In particular, we previously noticed that the outer layer/volume includes multiple AFs that localize primarily to the chromatin domain and are recovered in LSU subunit precursors (Tartakoff et al. 2021). Especially, if these AFs enter the outer layer/volume and line the surface of rRNP particles in that compartment, this “coating” could overcome any energy barrier that limits their diffusion into the chromatin domain— Supplementary Fig. 5. Deeper understanding of the physico-chemical properties of chromatin are, however, required to pursue this hypothesis (Filho 2004; Korolev, Allahverdi, et al. 2012; Korolev, Fan, et al. 2012; Hult et al. 2017; Strickfaden 2021).

There has been discussion of whether changes of the protein/RNA ratio of rRNPs account for their progressive transfer to the chromatin domain (Riback et al. 2020).
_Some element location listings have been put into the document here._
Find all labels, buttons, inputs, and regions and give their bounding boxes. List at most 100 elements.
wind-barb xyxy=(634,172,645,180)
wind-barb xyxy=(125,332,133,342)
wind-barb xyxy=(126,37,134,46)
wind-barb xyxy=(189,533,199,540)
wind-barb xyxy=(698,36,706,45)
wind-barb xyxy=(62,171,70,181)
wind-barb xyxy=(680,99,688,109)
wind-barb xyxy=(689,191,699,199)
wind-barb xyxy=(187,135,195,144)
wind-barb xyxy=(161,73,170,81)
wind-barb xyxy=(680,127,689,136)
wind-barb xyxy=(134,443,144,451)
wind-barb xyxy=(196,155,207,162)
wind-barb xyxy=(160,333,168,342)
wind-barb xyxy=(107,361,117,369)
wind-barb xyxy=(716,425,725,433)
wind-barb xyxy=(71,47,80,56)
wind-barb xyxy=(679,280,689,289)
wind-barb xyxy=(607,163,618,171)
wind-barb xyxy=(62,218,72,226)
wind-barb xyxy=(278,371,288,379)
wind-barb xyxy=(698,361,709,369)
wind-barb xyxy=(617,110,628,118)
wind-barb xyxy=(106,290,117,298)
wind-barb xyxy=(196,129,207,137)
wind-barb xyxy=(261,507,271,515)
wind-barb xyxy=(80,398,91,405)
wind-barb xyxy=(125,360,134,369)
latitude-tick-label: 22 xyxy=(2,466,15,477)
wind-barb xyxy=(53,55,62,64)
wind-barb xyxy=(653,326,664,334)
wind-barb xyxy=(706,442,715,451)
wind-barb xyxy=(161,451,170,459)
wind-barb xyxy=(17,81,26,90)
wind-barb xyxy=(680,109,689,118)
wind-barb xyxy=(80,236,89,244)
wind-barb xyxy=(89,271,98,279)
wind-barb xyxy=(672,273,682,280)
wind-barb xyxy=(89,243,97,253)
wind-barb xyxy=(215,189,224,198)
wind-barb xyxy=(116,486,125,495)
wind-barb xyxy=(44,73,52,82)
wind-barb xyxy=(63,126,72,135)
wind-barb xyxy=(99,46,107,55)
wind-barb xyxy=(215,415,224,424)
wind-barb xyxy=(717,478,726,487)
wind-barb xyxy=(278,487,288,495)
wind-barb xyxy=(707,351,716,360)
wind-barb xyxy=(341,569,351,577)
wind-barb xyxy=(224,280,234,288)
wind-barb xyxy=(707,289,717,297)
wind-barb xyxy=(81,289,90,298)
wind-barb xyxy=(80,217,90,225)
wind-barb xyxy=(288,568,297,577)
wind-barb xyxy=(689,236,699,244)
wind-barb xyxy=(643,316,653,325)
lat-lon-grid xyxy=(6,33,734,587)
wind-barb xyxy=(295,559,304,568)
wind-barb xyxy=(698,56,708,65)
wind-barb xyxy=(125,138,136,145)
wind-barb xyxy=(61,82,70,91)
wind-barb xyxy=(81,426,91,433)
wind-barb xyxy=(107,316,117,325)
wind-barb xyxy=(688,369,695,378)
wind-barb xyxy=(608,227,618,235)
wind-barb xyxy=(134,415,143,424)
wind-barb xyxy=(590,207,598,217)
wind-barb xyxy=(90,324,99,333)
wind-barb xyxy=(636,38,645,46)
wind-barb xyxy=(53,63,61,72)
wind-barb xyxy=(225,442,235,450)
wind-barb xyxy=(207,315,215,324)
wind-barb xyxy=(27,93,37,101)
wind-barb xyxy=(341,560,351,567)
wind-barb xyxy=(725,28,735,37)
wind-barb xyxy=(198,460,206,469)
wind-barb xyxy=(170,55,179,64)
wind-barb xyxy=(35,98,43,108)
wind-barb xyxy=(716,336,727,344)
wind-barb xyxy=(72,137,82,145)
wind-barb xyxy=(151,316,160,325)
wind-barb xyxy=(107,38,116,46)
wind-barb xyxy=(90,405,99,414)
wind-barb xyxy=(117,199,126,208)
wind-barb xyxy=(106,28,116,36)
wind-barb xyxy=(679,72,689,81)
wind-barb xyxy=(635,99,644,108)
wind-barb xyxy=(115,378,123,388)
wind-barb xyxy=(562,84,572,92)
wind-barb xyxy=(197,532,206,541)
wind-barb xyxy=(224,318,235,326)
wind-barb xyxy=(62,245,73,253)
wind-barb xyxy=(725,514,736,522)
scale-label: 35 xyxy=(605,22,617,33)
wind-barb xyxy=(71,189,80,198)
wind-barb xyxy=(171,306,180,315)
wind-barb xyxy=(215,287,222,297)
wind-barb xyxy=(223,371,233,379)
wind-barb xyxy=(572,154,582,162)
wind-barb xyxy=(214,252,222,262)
Since the data underlying this suggestion come from experiments in which bacterial subunits are mixed with single recombinant nucleolar proteins, it is difficult to evaluate their in vivo relevance. Further in situ cryo-EM tomographic studies have described successive stages of maturation of intermediates as they enter the chromatin domain (Erdmann et al. 2021).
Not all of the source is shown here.